Das Jugendcollege des AMS und der Stadt Wien ist eine Maßnahme, die die erste und zum Teil auch die zweite Stufe dieses Plans abdeckt. Sie ist auf migrierte und geflüchtete Jugendliche zugeschnitten und bietet wienweit für rund 4.000 Teilnehmer:innen zwischen 15 und 25 Jahren sowie ca. 1.000 über 25-Jährige Basisbildung, arbeitsmarktrelevante Schulungen und Deutschunterricht an. Die Teilnehmenden werden je nach ihren Wünschen und Kompetenzen – zum Teil bereits während der Laufzeit – in Lehr- und Arbeitsverhältnisse oder in geringem Ausmaß auch an Schulen vermittelt. Das AMS Wien bemüht sich in dieser Schulungsmaßnahme darum, die Wünsche und Bedürfnisse der Teilnehmenden ernst zu nehmen, und bringt Teilnehmenden auch die Vorteile von Fachausbildungen nahe, so das AMS. Zahlen aus den Vorprojekten und dem aktuell laufenden zeigen, dass 45 Prozent der Teilnehmer:innen in einen Folgekurs kommen. Das ist ein guter Indikator, um zu evaluieren, ob eine solche arbeitsmarkpolitische Maßnahme im Sinne einer nachhaltigen Integrations- und Qualifikationsstrategie steht. Weitere 25 Prozent kommen aktuell in Beschäftigungsverhältnisse. Üblicherweise würde man in der Arbeitsmarktpolitik daher von einem arbeitsmarktpolitischen Erfolg von 70 Prozent und damit von einem guten Erfolg insbesondere bei der Zielgruppe sprechen, die aktuell geringe formelle Qualifikationen mitbringt. Der politische Wille, mehr für die Zielgruppe zu machen, die Maßnahme bedarfsgerecht auszubauen und somit auch Chancen für den Arbeitsmarkt zu nutzen, ist ein Gebot der Stunde.

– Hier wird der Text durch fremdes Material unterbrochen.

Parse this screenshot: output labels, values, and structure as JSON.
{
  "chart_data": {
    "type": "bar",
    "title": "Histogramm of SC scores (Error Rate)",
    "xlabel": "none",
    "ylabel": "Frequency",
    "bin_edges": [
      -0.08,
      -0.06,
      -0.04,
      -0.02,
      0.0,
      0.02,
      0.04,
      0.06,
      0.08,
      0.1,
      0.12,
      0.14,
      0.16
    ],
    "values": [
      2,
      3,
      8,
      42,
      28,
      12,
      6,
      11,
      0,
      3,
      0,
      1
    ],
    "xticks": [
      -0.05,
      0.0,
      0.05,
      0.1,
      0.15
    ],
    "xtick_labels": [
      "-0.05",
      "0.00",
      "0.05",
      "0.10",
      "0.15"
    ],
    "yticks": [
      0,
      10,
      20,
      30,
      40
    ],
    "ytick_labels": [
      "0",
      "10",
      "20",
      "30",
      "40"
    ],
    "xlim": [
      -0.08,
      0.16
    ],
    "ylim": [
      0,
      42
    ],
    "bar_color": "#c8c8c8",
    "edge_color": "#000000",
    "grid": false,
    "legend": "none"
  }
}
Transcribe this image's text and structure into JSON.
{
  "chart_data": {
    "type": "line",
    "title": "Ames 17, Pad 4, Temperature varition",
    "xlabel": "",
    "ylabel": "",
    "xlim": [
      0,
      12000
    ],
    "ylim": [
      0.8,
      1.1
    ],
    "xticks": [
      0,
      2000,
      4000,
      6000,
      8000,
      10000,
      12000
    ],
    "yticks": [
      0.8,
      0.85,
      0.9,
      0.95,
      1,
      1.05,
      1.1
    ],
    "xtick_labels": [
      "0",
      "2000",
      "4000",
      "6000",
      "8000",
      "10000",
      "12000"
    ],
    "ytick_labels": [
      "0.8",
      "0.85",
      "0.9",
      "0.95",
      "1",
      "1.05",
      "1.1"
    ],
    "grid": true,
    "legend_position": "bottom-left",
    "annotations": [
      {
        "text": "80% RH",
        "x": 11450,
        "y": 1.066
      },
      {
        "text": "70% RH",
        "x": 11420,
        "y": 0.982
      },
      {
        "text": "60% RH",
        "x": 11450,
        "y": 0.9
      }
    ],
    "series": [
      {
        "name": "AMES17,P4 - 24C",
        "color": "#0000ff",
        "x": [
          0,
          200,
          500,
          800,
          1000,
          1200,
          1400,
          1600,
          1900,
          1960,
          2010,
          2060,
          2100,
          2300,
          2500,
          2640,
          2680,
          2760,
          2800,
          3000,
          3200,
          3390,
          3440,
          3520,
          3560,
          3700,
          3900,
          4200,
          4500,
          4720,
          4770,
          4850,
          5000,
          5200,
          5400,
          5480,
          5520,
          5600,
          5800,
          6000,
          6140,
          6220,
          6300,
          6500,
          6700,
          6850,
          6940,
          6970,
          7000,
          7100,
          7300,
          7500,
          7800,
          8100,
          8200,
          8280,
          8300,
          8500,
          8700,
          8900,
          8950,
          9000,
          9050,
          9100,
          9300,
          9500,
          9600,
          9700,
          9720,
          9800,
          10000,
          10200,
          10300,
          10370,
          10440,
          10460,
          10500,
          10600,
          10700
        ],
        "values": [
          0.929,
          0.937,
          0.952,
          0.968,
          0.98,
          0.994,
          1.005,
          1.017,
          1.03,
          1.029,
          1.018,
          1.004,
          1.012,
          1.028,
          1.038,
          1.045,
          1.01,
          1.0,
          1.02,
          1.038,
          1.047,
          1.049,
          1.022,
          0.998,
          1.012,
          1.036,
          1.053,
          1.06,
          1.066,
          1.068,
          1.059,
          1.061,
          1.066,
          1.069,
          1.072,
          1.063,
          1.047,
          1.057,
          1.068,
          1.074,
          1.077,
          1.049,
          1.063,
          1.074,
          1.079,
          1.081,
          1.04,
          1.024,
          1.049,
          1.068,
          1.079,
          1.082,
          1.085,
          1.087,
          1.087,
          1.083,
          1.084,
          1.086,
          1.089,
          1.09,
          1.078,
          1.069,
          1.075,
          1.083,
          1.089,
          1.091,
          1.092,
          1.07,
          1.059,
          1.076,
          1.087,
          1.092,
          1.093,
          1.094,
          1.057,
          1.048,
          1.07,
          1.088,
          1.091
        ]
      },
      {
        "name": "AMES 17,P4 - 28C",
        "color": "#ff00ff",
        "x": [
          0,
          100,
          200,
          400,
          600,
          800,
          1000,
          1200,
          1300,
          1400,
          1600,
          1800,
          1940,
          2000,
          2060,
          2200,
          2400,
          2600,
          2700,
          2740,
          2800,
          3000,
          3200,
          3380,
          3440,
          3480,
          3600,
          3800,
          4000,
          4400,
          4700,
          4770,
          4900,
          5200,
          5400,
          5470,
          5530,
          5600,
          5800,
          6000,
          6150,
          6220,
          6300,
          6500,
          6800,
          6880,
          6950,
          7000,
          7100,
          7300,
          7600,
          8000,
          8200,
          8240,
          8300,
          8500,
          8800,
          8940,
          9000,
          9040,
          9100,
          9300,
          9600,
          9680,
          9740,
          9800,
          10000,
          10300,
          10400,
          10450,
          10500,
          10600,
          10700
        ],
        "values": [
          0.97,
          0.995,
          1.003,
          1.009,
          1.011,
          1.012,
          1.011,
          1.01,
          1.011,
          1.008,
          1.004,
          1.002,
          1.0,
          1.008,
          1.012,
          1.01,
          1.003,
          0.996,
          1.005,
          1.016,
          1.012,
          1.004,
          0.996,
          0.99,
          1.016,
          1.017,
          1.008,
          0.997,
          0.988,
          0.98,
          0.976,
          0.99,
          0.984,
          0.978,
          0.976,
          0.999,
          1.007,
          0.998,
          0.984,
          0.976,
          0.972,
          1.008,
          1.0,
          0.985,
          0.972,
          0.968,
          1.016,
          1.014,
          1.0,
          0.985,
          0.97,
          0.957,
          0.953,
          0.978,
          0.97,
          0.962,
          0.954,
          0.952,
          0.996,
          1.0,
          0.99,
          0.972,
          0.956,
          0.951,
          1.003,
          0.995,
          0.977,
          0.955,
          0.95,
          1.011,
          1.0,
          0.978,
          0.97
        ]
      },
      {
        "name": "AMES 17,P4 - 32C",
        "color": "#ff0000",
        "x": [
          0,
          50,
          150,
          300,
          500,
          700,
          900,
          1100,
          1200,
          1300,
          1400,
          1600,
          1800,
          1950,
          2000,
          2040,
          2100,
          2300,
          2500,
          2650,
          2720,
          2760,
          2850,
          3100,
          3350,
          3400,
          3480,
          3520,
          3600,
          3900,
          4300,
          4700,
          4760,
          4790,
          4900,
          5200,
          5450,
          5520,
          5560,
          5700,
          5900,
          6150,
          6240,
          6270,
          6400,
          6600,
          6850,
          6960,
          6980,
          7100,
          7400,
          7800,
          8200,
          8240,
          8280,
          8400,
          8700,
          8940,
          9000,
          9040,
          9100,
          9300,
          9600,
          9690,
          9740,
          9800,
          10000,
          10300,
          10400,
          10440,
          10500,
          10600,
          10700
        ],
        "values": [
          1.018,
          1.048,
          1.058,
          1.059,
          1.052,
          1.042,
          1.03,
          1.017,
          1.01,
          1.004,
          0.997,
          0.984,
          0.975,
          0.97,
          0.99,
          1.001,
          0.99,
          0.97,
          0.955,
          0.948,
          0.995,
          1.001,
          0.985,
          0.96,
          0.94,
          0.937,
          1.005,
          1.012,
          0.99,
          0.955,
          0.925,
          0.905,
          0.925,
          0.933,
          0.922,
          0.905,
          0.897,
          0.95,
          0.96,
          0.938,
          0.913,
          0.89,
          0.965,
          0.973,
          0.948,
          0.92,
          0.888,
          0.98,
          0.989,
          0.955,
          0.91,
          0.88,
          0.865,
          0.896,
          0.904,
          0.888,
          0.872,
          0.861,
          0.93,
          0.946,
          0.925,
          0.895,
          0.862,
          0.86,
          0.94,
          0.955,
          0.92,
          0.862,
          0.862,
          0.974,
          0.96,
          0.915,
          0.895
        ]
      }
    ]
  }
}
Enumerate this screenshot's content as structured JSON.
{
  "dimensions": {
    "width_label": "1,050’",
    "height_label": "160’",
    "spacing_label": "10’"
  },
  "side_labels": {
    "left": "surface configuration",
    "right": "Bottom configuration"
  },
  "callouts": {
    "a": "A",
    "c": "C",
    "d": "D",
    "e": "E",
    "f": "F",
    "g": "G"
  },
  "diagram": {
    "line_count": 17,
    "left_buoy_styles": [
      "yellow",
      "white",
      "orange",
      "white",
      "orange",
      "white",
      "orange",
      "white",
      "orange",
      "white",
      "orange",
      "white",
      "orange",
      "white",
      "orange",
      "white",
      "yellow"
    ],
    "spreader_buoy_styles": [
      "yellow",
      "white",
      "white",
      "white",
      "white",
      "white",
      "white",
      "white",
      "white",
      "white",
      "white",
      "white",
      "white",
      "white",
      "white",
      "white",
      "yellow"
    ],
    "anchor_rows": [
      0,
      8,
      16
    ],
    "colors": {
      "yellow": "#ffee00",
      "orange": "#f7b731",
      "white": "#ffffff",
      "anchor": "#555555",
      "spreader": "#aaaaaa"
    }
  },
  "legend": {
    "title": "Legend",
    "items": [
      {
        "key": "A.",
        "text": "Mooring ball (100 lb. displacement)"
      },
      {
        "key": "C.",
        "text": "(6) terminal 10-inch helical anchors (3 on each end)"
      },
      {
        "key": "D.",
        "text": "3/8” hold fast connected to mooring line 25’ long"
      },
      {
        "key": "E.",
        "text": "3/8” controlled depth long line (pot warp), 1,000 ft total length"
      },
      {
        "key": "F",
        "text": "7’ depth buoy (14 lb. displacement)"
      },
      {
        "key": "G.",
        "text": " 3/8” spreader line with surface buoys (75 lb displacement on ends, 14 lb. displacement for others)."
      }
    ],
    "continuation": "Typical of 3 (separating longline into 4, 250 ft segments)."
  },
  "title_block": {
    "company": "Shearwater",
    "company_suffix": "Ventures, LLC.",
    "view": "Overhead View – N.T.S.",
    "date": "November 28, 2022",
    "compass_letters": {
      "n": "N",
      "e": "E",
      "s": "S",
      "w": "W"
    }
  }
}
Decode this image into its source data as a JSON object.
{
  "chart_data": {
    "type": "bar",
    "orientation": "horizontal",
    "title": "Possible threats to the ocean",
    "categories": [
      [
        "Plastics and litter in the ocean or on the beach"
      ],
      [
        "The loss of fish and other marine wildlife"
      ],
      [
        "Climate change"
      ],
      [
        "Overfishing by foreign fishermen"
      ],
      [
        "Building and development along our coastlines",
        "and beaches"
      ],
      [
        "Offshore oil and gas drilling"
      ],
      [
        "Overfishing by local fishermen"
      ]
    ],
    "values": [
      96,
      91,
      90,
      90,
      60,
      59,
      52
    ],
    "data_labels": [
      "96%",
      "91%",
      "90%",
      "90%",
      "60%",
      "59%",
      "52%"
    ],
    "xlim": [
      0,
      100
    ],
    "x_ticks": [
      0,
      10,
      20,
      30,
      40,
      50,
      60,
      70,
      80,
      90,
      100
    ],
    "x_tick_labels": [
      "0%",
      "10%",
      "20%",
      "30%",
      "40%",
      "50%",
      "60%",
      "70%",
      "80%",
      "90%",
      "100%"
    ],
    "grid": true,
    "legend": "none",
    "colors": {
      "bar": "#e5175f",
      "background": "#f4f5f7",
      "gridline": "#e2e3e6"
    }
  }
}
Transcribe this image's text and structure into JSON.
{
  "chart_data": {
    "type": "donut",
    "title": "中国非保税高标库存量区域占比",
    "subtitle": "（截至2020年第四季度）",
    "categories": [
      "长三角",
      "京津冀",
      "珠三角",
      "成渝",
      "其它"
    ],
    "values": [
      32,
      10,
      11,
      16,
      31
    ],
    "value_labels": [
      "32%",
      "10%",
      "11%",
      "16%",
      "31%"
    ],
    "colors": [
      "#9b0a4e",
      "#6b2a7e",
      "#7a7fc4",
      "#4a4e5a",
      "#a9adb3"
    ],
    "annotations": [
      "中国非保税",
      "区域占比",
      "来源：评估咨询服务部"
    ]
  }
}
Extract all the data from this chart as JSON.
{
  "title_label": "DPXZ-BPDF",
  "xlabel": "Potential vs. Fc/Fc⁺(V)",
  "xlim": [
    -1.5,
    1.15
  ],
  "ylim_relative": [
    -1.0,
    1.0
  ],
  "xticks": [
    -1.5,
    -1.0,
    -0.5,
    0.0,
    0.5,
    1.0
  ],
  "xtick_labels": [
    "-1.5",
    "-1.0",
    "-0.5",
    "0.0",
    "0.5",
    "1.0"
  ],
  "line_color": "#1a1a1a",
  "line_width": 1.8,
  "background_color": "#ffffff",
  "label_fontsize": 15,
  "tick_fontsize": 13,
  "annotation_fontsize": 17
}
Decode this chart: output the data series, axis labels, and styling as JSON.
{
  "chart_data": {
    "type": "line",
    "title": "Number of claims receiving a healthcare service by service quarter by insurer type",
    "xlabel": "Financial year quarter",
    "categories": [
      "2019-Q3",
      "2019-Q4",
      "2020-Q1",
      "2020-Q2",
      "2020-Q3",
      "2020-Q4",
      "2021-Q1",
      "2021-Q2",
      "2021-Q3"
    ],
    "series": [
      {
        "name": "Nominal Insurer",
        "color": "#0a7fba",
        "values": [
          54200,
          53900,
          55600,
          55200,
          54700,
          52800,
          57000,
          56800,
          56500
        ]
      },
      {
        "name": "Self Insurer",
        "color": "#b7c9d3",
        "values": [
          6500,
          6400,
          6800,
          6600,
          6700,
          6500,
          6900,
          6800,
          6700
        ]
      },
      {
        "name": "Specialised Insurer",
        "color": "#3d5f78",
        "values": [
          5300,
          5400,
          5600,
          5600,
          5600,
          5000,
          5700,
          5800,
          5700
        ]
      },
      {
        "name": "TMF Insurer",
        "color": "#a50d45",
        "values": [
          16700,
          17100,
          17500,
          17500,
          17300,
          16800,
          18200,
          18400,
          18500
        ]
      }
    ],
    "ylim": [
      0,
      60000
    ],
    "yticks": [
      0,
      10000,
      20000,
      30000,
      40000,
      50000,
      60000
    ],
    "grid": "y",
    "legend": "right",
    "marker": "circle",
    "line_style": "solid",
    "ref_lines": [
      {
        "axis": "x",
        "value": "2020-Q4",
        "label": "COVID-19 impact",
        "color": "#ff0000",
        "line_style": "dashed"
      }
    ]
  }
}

AK und ÖGB halten Workshops in Jugendcolleges

In der aktuellen Lage stecken Migrant:innen allerdings oft in besonders instabilen und gering entlohnten Arbeitsmarktsegmenten fest. In Branchen wie Logistik, Arbeitskräfteüberlassung, Zustellung, Reinigung, Hilfsjobs in Hotellerie und Gastronomie werden Arbeitsrechte überdurchschnittlich oft verletzt. AK Wien und ÖGB halten daher Workshops in den Jugendcolleges, um Geflüchtete zu den Themen Arbeitsrecht, Kollektivvertrag und Interessenvertretung zu informieren. So soll dafür gesorgt werden, dass migrierte Arbeitnehmer:innen wichtige Informationen zu ihren Rechten und Pflichten rund um das Arbeitsverhältnis erhalten, Arbeitsverträge sorgfältig prüfen und wissen, dass sie sich im Notfall und bei Unklarheiten an AK und die Gewerkschaften wenden können. Im Fokus der Workshops steht, an die Erfahrungen der Geflüchteten in der Arbeitswelt anzuknüpfen – wie es gute Praxis in der gewerkschaftlichen Bildungsarbeit ist – und sie zu empowern, ihre Rechte aktiv einzufordern. Neben Workshops für Jugendcollege-Teilnehmer:innen wurde in Kooperation mit dem AMS Wien auch eine Schulung der Trainer:innen des Projekts durchgeführt. Diese können nun als Multiplikator:innen die Informationen an die Teilnehmenden weitergeben.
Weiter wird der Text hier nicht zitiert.